Back in the last century I was the responsible engineer on the redesigned
solid-state power amplifier for the Phoenix Missile. We were really pushing the
state of the art with the design. Operating at X-Band the final amplifier of the
three-stage PA used 16 Impatt diodes in a cavity combiner. The diodes had to be
well-matched for a number of parameters, which really drove our vendors crazy.
We decided to provide each of them with a Hughes-designed waveguide fixture and
the test equipment to operate it using our test software (which I wrote).

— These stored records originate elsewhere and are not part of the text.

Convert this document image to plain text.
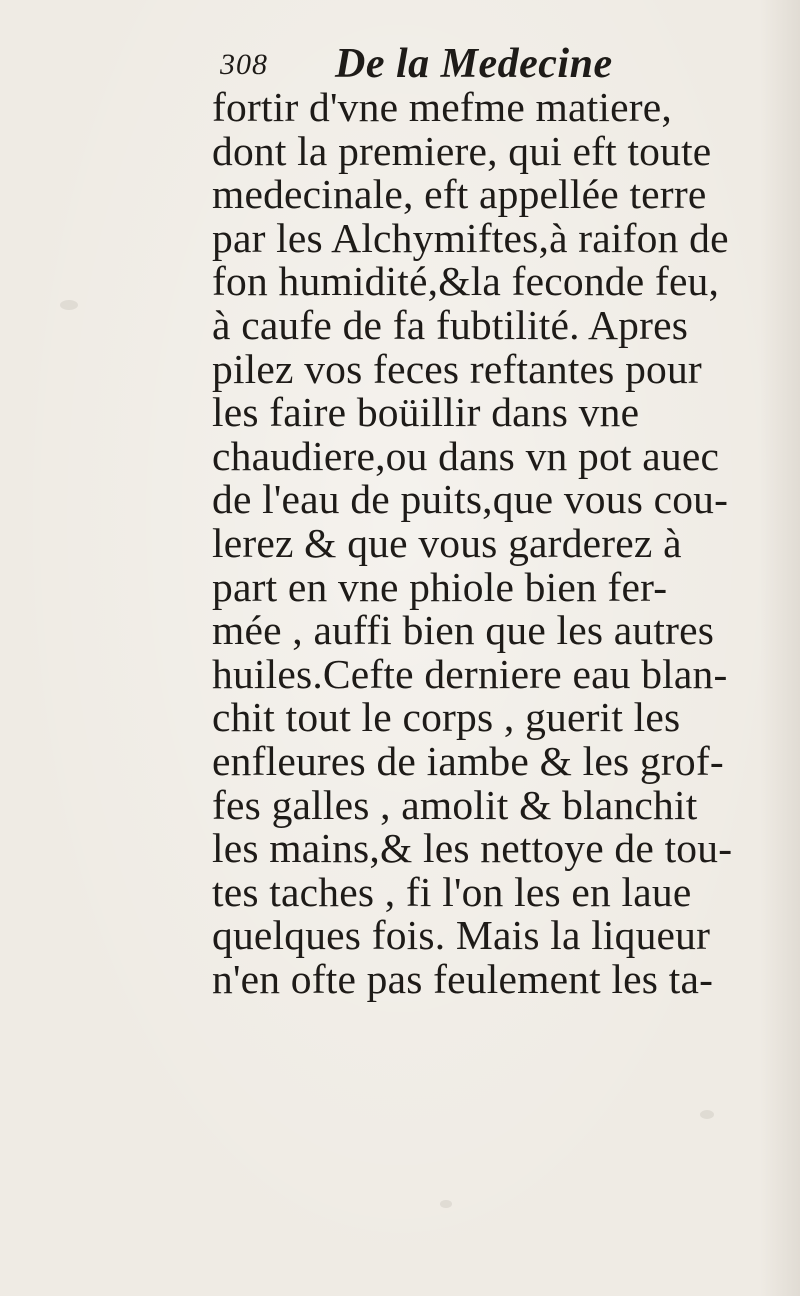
308 De la Medecine
fortir d'vne mefme matiere,
dont la premiere, qui eft toute
medecinale, eft appellée terre
par les Alchymiftes,à raifon de
fon humidité,&la feconde feu,
à caufe de fa fubtilité. Apres
pilez vos feces reftantes pour
les faire boüillir dans vne
chaudiere,ou dans vn pot auec
de l'eau de puits,que vous cou-
lerez & que vous garderez à
part en vne phiole bien fer-
mée , auffi bien que les autres
huiles.Cefte derniere eau blan-
chit tout le corps , guerit les
enfleures de iambe & les grof-
fes galles , amolit & blanchit
les mains,& les nettoye de tou-
tes taches , fi l'on les en laue
quelques fois. Mais la liqueur
n'en ofte pas feulement les ta-
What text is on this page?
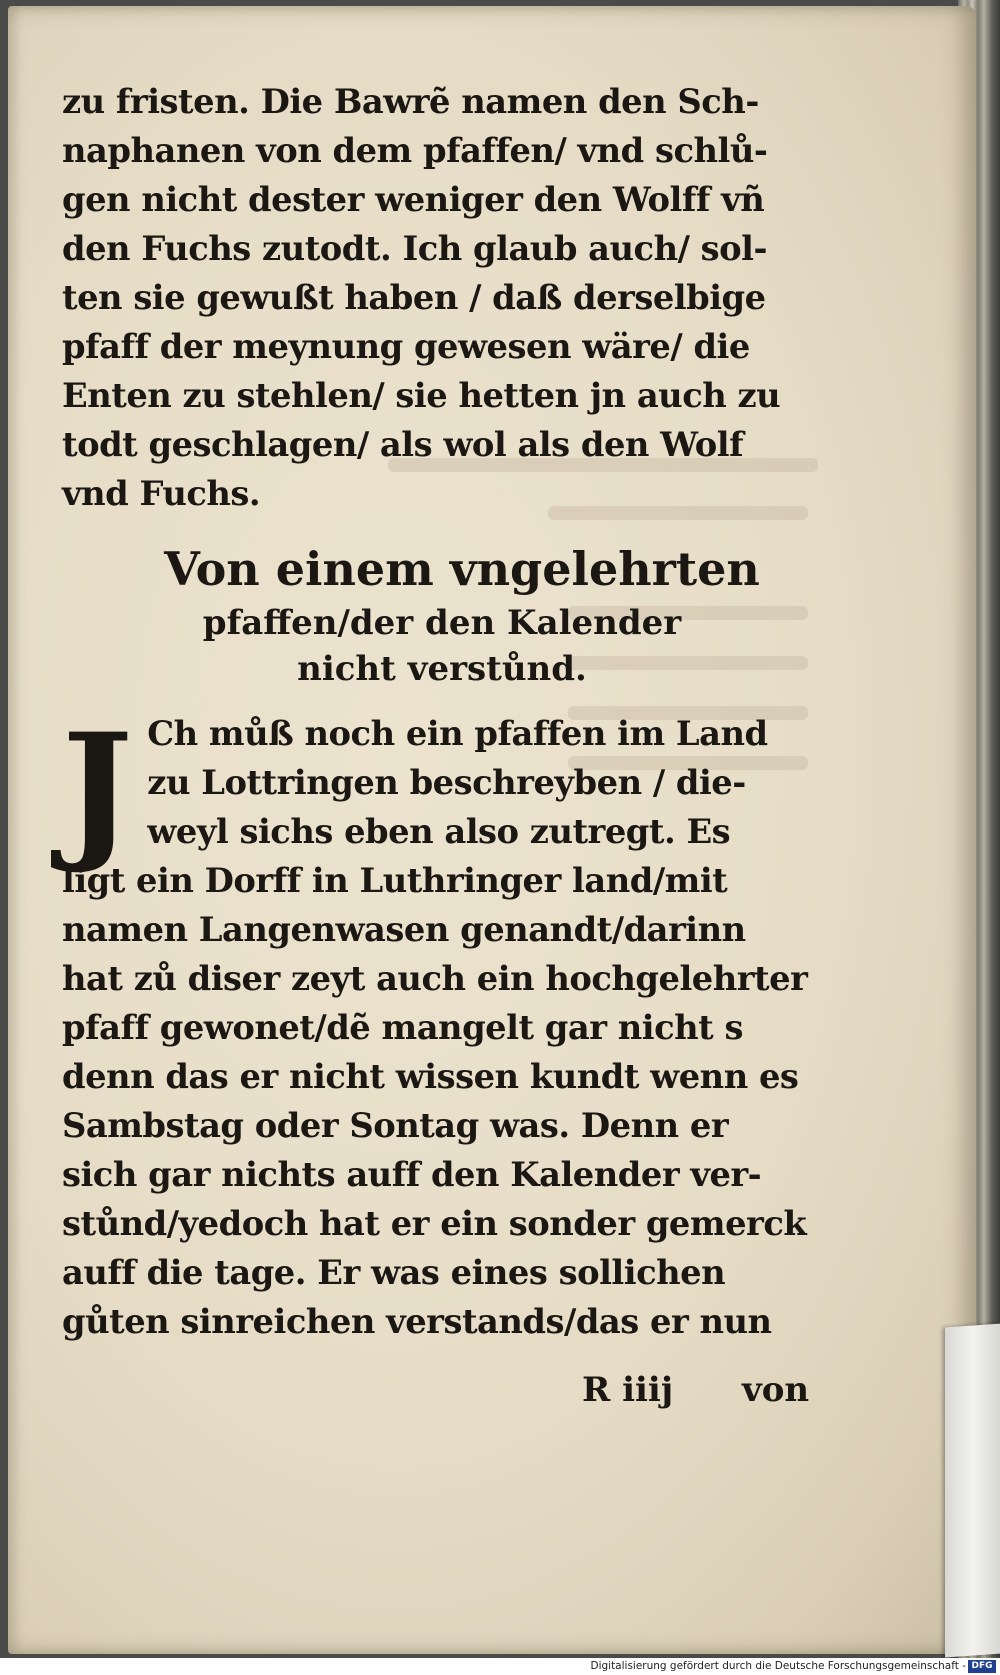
zu fristen. Die Bawrẽ namen den Sch-
naphanen von dem pfaffen/ vnd schlů-
gen nicht dester weniger den Wolff vñ
den Fuchs zutodt. Ich glaub auch/ sol-
ten sie gewußt haben / daß derselbige
pfaff der meynung gewesen wäre/ die
Enten zu stehlen/ sie hetten jn auch zu
todt geschlagen/ als wol als den Wolf
vnd Fuchs.
Von einem vngelehrten
pfaffen/der den Kalender
nicht verstůnd.
J Ch můß noch ein pfaffen im Land
zu Lottringen beschreyben / die-
weyl sichs eben also zutregt. Es
ligt ein Dorff in Luthringer land/mit
namen Langenwasen genandt/darinn
hat zů diser zeyt auch ein hochgelehrter
pfaff gewonet/dẽ mangelt gar nicht s
denn das er nicht wissen kundt wenn es
Sambstag oder Sontag was. Denn er
sich gar nichts auff den Kalender ver-
stůnd/yedoch hat er ein sonder gemerck
auff die tage. Er was eines sollichen
gůten sinreichen verstands/das er nun
R iiij von
Digitalisierung gefördert durch die Deutsche Forschungsgemeinschaft - DFG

One of
my guys wrote this up in Microwave and RF Magazine, August 1987. We built the
first copy of the fixture in our engineering machine shop and plated the brass
body with plenty of gold over a nickel flash.
Then we sent the prints out to an outside vendor to make several copies to send
to our vendors. When we tested them we couldn't make power. Try to not get
ahead of me here... after agonizing tear down and physical measurements we
couldn't find anything wrong. I finally asked someone, "How thick is the
gold?" There was the answer. When you send a drawing to a plating shop that
only says, "Gold over nickel barrier, total thickness not to exceed... you get
back lots of nickel and one atom of gold. We stripped the plating and did it
over in our shop and everything worked.
Wes N7WS
On 10/1/2023 5:46 PM, Jim Lux wrote:
More than one engineer has been bitten by the nickel flash under the gold plating on microwave circuits - similar to
the discussion in the article. Yeah, silver plating is usually done to make it look pretty - and that
isn’t often optimum for RF properties. There are plating processes that are intended for RF, but it’s
specialized, and often with a much thicker plating than used for “pretty”. You see it when silver
plating aluminum (or carbon fiber) waveguides, for instance.
One other aspect of silver plating is that it can form whiskers - I’ve not heard about it as
much as tin whiskers, but that’s probably because silver plating is pretty rare these days -
if you want solderability, it’s gold, usually ENIG (gold over nickel).